Tuesday, 29 October 2013




Cockfighting in church


The village church at Knotting in Bedfordshire was the scene of unseemly conduct back in the 17th century, when the rector, churchwardens and several parishioners were caught cockfighting in the church  on Shrove Tuesday in 1637.   As a result, gates were erected below the chancel arch to prevent any recurrence.
Knotting Church


The Hell Fire Club


The church of St Lawrence is situated on a hill 600ft above the village of West Wycombe in Buckinghamshire.   On top of the church tower is a curious golden ball, made of wood and covered with a gilded fabric and large enough to seat at least ten people inside.   Former 18th century Chancellor of the Exchequer, Sir Francis Dashwood who resided in the village, was responsible for this strange addition to the church.  It was he who formed the infamous ‘ Hell Fire Club’ and they held card playing parties inside the ball.   The very same group are also said to have gathered in caves under the church and at Medenham Hall to practice black magic.
West Wycombe church
Both photographs © Copyright Dave Hitchborne and licensed for reuse under this Creative Commons Licence.
As I was unable to obtain a photograph when I visited I am grateful to Dave Hitchborne for the use of his Geograph photographs.

The  buried  statue

A statue commemorating Jane Johnson, the young wife of Henry Johnson the dancing master of Nantwich in Cheshire, originally stood close to the main altar of Bunbury church.   Jane died 6th April 1741 aged just 24 years.
In the 1760’s, the then vicar was ‘so disturbed by the bulging udders of Jane,’ that he had the statue removed and secretly buried in the churchyard.    It was re-discovered by chance in 1882 and now stands proudly back inside the church, albeit at the back.

 Bunbury Church
Copyright 'big dutchman' to whom I am grateful for allowing me to copy his Panoramio photograph.

Jane Johnson

An  old  sailor


A fine memorial also in the church at Bunbury  tells us that Sir George Beeston, 1499 – 1601 (102 years), served four monarchs.   He was Admiral of the Fleet and Captained The Dreadnaught against the Spanish Armada when he was 89 years old.


The  disgraced  vicar

The roofless ruin of the 12th century church of St Andrew stands alongside the main street in Gullane, Lothian, Scotland.   It is said that James V1 dismissed the last vicar for smoking! 
Gullane Church

A crooked  vicar


Although the present parish church at Holmfirth in West Yorkshire dates from 1777, it replaced a former church on the same site dominating this small town.  Adjoining the church is an ecclesiastical lock-up dating from 1597 and known locally as T’owd Towzer.  (see lock-ups).  
The Rev. Edmund Robinson, vicar in 1688 probably saw more of the inside of the lock-up than he wished because he was caught ‘coining’, the crime of clipping or filing coins of the realm to make counterfeit coins.  He was convicted and hanged at York.


The  Parson’s  Nose

A 600 years old carving on the choir stalls in the parish church at Nantwich in Cheshire clearly depicts a fowl with a face in its rear end!   Apparently a medieval  wood carver had a disagreement with the parson of the time and produced this curious carving for all to see.   Hence  ‘The parson’s nose’.
The Parson's Nose

Military Might

Oliver Cromwell billeted his troops and stabled his horses in All Saints church at Ripley in North Yorkshire after the  Civil War battle at nearby Marston Moor.. He had pursued the losing Royalist’s after the battle and reached Ripley by nightfall spending the night in  Ripley Castle.

Ripley Church

Several Royalist prisoners were executed against the rear wall of the church where bullet marks
are still evident today.


Bullet marks

Before he left Ripley, Cromwell is said to have had a carved inscription added to the church memorial and tomb of a former Sir William Ingilby which can still be seen today. It reads:




degenerating the rhyming inscription on the memorial praising Sir William.
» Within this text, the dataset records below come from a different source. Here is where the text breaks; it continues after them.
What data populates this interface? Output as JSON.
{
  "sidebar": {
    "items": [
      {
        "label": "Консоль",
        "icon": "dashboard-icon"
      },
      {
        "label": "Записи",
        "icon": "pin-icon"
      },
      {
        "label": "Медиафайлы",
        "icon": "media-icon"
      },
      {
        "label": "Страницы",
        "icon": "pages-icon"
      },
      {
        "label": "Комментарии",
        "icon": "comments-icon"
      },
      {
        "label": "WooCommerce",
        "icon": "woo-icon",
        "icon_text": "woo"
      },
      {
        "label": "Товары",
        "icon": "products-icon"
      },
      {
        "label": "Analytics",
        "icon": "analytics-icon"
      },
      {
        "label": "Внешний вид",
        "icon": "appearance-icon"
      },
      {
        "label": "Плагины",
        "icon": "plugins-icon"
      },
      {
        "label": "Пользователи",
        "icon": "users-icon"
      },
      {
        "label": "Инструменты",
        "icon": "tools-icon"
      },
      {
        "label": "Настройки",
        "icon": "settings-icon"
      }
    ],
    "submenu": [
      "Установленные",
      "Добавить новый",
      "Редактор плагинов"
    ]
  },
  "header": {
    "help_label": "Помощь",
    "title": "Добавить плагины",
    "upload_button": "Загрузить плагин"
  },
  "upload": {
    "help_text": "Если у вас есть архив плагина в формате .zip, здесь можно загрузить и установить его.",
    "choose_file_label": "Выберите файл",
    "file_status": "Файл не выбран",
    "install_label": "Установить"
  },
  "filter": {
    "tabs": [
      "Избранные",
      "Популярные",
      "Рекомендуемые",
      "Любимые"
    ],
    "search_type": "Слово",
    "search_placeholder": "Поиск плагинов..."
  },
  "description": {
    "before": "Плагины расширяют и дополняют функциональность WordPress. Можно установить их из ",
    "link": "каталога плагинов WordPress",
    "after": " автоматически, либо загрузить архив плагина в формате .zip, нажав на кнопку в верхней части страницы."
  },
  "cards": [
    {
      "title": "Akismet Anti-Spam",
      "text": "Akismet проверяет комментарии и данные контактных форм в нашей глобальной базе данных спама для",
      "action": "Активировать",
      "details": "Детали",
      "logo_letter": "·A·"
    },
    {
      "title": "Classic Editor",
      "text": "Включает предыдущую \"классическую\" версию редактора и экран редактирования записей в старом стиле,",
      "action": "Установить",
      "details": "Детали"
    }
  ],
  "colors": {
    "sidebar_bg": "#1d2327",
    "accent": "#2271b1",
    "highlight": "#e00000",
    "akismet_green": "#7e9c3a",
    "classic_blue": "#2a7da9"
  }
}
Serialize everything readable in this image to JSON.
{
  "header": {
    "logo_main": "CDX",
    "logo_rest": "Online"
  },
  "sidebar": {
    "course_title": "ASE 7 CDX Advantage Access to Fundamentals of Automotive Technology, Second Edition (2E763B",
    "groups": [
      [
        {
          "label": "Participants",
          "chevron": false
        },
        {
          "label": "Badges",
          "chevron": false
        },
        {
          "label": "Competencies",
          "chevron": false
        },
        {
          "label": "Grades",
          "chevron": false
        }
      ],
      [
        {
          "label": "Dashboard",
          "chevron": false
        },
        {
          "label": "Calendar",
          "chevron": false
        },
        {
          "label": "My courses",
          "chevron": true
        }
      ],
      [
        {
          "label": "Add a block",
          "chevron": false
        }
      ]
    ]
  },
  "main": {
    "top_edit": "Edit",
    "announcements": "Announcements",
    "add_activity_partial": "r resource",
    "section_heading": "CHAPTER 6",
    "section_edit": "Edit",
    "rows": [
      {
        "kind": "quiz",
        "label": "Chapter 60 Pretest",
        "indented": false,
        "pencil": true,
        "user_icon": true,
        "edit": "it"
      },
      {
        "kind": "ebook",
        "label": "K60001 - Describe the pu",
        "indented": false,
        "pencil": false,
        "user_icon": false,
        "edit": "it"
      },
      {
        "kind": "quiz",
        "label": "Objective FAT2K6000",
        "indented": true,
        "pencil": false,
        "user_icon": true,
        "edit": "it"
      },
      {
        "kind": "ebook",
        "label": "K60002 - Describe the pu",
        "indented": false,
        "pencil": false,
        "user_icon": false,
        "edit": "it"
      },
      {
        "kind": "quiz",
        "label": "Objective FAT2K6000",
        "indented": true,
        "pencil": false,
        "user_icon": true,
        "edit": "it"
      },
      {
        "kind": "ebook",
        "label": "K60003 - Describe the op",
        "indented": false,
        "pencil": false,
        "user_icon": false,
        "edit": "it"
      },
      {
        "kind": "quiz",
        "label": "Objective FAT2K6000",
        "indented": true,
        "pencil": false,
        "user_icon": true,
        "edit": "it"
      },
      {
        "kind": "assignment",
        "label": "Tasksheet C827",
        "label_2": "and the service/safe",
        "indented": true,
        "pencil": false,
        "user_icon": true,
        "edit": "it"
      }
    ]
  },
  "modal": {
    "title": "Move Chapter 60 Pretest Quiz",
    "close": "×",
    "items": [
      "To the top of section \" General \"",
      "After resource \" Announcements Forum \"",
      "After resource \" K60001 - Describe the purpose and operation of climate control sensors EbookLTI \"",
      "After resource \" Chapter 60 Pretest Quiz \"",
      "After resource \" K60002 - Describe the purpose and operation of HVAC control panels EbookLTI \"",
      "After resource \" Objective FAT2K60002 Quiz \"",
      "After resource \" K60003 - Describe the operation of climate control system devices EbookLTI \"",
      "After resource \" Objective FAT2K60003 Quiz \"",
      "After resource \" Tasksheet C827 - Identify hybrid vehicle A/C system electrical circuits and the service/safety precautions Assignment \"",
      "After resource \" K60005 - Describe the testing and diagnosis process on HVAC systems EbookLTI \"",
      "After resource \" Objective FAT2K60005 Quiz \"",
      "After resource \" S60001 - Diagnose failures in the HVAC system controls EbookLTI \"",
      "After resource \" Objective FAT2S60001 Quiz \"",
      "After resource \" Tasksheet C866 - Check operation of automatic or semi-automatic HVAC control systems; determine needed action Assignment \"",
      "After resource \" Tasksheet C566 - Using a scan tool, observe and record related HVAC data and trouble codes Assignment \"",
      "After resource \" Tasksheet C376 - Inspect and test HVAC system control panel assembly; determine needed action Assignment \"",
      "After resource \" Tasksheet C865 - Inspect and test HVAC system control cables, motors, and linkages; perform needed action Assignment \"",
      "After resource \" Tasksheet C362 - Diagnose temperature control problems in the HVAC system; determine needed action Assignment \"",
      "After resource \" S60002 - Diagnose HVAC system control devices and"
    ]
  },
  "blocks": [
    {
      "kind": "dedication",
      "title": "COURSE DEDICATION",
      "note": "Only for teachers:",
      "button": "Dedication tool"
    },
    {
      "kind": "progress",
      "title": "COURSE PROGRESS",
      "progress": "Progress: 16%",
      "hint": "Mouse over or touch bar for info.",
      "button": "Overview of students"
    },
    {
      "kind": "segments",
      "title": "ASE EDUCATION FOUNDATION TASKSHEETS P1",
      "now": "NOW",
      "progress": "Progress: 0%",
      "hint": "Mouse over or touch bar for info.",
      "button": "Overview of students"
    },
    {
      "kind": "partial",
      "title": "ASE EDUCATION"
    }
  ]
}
Probably the only such cross in the country, the base of a curious  weeping  cross  can be seen in the churchyard of All Saints.  Only the huge base remains, which is circular and has eight niches spaced round it.   The origins of this cross are obscure, but it seems to have been connected with penitents and pilgrims and may date back to the 2nd century.

 The Weeping Cross



A poignant signature scratched on the lead lining of the font in Burford Parish Church recalls an incident of mutiny within Cromwell’s New Model Army.  It reads :


1649. PRISNER’

The font


He was one of the supporters of 'The Levellers', a group of radicals who were crushed by Cromwell.   On May Day 1649 the army had reached Salisbury on its way to Ireland when eight soldiers refused to go any further until their complaints were satisfied.  They wanted a levelling of the ranks within the army and an end to Cromwell’s campaign in Ireland, as well as the considerable back pay owed to them.  Several hundred troops ended up deserting, eventually meeting up with more comrades in Banbury.  The upshot was that they were defeated by loyal troops and imprisoned in Burford Church, the only building in the area big enough to contain them.  Three of their leaders were court martialled on the spot and sentenced to death.  On the morning of 17th May the majority were taken up onto the church roof so that they could watch whilst Cornet Thompson, Corporal Church and Private Perkins were put against the church wall and shot.


Burford Church

Penance for murder

In the early 16th century. Nicholas Brome was the owner of Baddersley Clinton House near Solihull in Warwickshire.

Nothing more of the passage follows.